Windsor

Thomas Jones

I was a slave in Kentucky, and made my escape five years ago, at the age of thirty. The usage in Kentucky on the front part of the State is pretty good,—back, it is rather tight.

I came here without any thing. I had no money or aid of any kind. I went right into the bush chopping wood. I brought my lady with me, and we were married on the way at Bloomingsburg in Fayette Co. I have one child. With what I earned by hard licks, I bought land and have built me a frame-house. I now follow plastering and any thing I can find to do. I am worth three or four thousand dollars, and pay about thirty dollars a year tax.

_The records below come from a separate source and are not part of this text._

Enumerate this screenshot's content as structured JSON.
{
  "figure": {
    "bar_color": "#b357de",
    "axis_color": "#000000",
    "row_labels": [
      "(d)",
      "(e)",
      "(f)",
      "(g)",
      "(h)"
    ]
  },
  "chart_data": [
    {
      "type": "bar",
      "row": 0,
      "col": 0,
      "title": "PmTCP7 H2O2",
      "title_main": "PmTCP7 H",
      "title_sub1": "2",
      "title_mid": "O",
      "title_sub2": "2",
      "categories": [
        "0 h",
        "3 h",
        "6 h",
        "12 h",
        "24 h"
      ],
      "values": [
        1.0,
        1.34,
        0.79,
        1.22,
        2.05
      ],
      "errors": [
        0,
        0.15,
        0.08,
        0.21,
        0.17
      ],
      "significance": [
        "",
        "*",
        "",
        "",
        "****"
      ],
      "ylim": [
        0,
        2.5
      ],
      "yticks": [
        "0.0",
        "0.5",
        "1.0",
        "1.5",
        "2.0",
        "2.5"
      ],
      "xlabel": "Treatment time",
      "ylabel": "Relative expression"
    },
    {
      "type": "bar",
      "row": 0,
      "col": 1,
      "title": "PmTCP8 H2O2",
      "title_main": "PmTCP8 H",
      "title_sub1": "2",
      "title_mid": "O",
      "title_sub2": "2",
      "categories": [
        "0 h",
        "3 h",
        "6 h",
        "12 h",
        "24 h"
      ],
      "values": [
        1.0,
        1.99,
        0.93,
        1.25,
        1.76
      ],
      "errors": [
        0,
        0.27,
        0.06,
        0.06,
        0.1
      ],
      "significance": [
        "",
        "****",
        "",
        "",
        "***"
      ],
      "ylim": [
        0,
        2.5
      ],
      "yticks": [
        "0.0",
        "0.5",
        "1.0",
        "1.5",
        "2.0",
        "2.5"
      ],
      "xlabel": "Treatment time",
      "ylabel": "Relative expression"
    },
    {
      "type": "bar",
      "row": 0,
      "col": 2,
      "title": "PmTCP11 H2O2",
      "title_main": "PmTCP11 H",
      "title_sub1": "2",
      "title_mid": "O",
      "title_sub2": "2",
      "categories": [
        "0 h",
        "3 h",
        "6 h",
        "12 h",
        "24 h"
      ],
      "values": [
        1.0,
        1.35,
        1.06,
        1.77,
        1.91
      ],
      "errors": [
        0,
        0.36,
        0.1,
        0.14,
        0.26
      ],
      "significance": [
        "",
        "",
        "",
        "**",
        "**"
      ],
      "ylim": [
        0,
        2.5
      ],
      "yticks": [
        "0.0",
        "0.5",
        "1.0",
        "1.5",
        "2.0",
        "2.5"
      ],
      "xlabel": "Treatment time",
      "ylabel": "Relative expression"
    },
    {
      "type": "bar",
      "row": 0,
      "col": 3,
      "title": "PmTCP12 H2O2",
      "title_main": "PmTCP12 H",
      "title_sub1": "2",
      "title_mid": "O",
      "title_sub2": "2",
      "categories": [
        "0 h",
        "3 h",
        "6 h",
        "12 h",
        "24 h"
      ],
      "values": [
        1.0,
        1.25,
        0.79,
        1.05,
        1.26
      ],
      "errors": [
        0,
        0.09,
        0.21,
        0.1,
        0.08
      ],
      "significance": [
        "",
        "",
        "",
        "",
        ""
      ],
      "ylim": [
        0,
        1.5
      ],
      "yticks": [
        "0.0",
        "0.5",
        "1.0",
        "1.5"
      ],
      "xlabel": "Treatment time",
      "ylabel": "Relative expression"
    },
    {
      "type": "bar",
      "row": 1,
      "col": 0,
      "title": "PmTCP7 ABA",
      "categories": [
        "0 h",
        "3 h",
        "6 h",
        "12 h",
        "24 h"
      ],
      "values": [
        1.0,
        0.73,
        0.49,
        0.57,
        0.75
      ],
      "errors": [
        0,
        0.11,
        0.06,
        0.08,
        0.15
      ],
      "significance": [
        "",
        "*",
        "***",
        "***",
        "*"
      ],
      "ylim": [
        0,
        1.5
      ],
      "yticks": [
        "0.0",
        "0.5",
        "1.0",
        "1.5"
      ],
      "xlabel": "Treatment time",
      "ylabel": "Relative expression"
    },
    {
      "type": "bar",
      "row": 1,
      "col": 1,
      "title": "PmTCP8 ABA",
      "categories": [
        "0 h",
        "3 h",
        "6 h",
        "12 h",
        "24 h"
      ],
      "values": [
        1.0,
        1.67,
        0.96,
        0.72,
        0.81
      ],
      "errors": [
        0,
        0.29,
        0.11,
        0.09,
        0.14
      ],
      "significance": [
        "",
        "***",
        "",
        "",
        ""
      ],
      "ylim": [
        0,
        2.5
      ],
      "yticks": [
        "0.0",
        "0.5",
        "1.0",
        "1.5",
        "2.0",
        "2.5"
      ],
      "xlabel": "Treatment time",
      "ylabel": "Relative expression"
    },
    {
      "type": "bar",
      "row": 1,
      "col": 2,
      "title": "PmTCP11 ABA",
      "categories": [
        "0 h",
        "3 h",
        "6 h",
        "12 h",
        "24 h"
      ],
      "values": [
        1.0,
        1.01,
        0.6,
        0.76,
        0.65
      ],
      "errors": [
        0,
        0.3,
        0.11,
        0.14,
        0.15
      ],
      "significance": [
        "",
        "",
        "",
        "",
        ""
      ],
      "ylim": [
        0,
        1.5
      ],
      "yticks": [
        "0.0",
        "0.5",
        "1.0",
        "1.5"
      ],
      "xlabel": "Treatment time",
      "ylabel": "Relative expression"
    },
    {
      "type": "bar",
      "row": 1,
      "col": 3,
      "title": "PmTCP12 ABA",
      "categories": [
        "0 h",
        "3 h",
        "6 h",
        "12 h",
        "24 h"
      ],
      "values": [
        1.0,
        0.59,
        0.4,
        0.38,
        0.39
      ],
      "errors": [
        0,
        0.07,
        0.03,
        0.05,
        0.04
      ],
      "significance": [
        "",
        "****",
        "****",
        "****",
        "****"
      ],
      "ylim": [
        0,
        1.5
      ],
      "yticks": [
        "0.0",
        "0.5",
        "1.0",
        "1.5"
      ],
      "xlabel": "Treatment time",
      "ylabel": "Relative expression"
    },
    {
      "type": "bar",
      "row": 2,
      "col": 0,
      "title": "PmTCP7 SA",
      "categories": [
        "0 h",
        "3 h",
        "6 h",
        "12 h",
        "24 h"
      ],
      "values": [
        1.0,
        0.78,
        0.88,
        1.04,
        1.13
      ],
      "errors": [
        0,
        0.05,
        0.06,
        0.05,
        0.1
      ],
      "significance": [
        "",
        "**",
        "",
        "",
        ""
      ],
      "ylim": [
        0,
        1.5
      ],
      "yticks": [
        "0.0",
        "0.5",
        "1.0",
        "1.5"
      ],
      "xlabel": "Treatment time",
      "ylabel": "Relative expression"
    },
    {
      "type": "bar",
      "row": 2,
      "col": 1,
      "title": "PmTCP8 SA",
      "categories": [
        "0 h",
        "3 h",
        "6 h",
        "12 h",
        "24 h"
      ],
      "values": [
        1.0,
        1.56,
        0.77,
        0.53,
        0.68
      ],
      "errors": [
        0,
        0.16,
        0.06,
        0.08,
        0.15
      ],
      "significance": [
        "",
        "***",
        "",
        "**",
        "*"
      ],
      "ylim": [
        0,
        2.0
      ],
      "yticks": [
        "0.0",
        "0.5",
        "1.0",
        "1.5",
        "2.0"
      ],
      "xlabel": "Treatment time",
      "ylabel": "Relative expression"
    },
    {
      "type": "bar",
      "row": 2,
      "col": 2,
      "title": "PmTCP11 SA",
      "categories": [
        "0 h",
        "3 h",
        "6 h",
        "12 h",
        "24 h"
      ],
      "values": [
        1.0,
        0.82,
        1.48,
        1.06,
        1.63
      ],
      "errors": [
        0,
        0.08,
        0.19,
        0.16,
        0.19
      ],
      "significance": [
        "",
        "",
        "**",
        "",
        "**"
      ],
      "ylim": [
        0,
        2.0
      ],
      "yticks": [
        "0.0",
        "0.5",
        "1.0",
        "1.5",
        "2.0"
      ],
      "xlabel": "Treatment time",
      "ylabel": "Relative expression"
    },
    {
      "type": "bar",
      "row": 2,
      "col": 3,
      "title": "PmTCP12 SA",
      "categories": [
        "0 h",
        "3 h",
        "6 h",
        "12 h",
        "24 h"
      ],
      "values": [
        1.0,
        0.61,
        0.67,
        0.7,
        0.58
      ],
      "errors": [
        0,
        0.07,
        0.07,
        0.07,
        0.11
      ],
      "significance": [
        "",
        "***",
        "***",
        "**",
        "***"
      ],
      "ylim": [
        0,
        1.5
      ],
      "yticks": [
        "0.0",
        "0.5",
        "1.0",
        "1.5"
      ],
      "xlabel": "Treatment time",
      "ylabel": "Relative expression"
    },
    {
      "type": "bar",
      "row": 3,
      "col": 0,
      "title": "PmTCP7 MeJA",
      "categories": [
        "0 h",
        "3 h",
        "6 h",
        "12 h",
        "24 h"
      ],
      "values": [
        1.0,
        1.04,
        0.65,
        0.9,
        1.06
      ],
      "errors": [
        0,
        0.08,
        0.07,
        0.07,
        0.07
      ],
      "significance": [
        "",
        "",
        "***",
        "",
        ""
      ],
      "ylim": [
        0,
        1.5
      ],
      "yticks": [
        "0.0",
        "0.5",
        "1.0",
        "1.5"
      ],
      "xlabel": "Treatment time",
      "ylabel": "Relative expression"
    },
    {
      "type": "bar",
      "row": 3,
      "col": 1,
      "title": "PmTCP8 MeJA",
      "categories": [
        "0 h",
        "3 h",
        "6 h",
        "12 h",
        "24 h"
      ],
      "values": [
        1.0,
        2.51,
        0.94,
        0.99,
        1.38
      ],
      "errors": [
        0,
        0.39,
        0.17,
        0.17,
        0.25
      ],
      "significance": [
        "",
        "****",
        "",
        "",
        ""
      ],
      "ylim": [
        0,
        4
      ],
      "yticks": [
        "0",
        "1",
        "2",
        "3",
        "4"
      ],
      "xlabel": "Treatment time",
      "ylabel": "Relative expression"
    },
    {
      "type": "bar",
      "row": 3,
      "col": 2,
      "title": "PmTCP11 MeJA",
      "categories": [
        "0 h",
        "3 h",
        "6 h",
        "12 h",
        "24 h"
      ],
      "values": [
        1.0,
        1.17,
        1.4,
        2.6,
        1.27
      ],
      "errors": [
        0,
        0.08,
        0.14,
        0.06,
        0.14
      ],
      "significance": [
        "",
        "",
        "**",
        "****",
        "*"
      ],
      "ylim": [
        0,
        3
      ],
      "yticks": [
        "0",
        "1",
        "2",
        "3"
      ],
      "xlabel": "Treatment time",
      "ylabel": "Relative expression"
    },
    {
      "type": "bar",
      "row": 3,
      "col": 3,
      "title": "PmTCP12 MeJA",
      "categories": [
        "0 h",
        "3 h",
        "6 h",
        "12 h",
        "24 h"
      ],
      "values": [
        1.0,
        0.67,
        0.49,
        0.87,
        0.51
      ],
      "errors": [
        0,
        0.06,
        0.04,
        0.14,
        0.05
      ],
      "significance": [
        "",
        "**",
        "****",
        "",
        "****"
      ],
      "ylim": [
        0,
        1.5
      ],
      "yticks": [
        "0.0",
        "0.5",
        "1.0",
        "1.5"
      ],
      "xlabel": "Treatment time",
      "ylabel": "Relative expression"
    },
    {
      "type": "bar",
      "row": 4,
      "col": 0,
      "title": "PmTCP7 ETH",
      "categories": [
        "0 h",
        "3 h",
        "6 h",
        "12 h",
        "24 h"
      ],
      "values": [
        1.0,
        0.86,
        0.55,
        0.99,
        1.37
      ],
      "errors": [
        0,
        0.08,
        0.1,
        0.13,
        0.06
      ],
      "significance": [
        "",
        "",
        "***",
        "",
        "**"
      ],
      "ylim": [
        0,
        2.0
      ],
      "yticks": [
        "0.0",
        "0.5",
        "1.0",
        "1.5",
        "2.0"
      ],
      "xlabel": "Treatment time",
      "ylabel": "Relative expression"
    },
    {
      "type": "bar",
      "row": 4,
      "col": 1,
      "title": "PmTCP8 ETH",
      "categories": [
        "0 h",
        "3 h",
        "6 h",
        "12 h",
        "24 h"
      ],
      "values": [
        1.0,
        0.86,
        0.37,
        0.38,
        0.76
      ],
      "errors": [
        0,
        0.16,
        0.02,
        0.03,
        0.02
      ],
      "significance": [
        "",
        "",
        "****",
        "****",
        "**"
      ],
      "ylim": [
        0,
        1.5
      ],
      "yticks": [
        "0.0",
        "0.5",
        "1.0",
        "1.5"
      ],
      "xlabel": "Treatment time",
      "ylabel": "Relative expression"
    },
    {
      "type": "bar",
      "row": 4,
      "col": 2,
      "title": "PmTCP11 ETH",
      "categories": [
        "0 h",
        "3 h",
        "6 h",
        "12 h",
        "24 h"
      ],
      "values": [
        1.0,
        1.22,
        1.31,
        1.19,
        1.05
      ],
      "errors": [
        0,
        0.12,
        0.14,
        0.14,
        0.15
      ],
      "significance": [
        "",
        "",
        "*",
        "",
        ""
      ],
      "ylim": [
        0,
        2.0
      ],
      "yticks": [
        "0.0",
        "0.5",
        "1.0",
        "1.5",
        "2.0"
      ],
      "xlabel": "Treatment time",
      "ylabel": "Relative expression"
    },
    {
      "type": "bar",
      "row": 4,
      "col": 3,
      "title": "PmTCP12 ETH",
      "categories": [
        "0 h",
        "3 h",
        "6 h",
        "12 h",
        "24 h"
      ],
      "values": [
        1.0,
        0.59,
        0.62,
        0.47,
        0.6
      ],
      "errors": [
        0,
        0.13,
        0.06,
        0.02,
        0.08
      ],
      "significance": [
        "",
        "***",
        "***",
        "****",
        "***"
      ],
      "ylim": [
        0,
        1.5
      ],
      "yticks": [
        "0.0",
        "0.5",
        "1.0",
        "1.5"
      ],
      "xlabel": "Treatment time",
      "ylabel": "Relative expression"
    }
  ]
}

If a man have aid furnished him, he does not have so much satisfaction in what he has,—he feels dependent and beholden, and does not make out so well. I have seen this, ever since I have been here,—the bad effects of this giving. I have seen men waiting, doing nothing, expecting something to come over to them. Besides, it makes a division among the colored people. The industrious are against it, the other class favor it; and so they fall out. My opinion is, that the fugitive on the road, should be assisted, but not after he gets here. If people have money to give, they had better give it to those who suffer in trying to help them here. For those who come sick, or actually stand in need, there is a society here among ourselves to take care of them.

In regard to aid from societies on the other side, there are many who know that money is raised for the poor travelling fugitive, and they take advantage of it: free people of color from the States come over pretending to be fugitives, who never were fugitives. They come in a miserable condition, often drinking men, worthless, to get the money that is raised. I have known six or seven such cases.

The colored people are doing very well. They are poor, some of them, but are all able to have enough to eat and wear, and they have comfortable homes, with few exceptions,—and some of these are in a way to have them. Some few do n’t seem to care whether they have good houses or not, as is the case among all people.

In the Refugees’ Home they are not doing very well. Land was to be sold to the refugees at cost, giving them five acres, and they to buy twenty. Some dissatisfaction exists because there has been an advance made of four shillings an acre for surveying, although the land had been surveyed once. The refugees all refused to pay it. They were to clear up the five acres in three years. They have altered the constitution bringing it down to two years. Some had not been on three years, but went with that understanding. Alterations were made, too, enlarging the size of the houses. One of them has left the lands in consequence, and more talk of doing so. They doubt about getting deeds, and they begin to think ‘t is a humbug. The restrictions in regard to liquor, and not selling under so many years, nor the power to will his property to his friends, only to his children, if he have any, make them dissatisfied. They want to do as they please. If they want to exchange and get a bigger place, they want to do it without being cramped.

In addition, the men who have settled there, have been a bother to the society. As they were dependent, smart men would not go, and it has been occupied by men who expected aid from the other side.

The colored men must rely on their own two hands, or they’ll never be any thing.

The colored people are temperate and moral.